According to Politico, Stefanik voted with Trump 78 percent of the time, compared with Cheney’s 93 percent. Figures such as National Republican Congressional Committee chief, Rep. Tom Emmer (Minn.) may argue that the internal power struggle is about policy, the notion that Trump’s “policies were extremely popular, and they brought in all kinds of new voters to the Republican Party,” and the importance of keeping House leadership more closely aligned with that agenda; maybe. But given their records, swapping in Stefanik for Cheney indicates that this is mostly about the cult of personality surrounding Trump.
It’s not an accident that Cheney name-checked Reagan in her commentary. “At the heart of our republic is a commitment to the peaceful transfer of power among political rivals in accordance with law,” she wrote. “President Ronald Reagan described this as our American ‘miracle.’” She seems to be banking on the GOP defaulting, at some point, to Reagan’s sunnier conservatism and to its natural opposition-party stance, critiquing Democratic policies on taxes and spending, and opposing Democrats’ supposedly soft approach to fighting terrorism. But if she loses her leadership position, it won’t only suggest that Republicans aren’t ready to shift back to tea party calls for fiscal discipline, or a more intervention-happy foreign policy.

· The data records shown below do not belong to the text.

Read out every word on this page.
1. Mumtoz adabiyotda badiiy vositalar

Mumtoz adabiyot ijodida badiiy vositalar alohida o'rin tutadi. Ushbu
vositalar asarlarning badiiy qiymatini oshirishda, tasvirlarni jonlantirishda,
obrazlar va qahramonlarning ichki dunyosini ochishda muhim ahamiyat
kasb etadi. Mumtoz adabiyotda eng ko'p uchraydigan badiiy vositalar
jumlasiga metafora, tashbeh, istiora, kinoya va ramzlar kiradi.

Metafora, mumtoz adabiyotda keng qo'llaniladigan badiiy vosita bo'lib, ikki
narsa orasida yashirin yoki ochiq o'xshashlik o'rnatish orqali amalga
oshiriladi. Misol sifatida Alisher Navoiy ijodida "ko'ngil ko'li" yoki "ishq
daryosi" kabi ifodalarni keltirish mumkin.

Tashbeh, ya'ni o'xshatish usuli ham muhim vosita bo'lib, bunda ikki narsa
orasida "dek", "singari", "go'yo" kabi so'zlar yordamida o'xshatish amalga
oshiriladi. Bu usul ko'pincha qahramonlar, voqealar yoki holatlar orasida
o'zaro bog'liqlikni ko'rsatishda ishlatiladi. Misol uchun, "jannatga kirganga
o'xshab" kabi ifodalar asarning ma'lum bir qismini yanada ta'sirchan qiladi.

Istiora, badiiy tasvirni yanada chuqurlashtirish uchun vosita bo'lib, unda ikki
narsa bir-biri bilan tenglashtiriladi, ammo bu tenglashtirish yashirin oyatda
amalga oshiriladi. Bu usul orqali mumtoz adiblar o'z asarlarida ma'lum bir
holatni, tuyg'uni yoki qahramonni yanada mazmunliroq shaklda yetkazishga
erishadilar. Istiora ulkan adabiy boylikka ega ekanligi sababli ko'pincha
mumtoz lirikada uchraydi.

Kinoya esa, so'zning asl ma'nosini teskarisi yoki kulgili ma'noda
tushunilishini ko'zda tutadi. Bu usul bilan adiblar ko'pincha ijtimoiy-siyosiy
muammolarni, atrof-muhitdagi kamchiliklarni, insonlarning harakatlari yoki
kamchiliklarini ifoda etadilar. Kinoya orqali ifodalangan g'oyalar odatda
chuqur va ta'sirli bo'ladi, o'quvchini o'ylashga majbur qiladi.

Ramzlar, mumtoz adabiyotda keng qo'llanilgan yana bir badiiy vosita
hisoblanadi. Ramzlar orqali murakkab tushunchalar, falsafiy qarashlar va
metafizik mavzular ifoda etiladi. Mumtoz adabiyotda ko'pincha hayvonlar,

It may indicate a halfhearted commitment to fighting Democrats on policy in the here and now, vs. a robust interest in litigating November 2020 all the way into 2022 or 2024.
Perhaps it’s all leading to an inside-out redefinition of “RINO:” not a Republican who’s too liberal or even inadequately Trumpist on the issues. Rather, someone like Cheney, a Republican who’d rather call out the price tag of the Democrats’ agenda and defend unpopular wars, not peddle absurd allegations from bygone elections.
Liz Mair is the founder, owner and president of Mair Strategies LLC. She is a former online communications director for the Republican National Committee and a veteran of several presidential campaigns.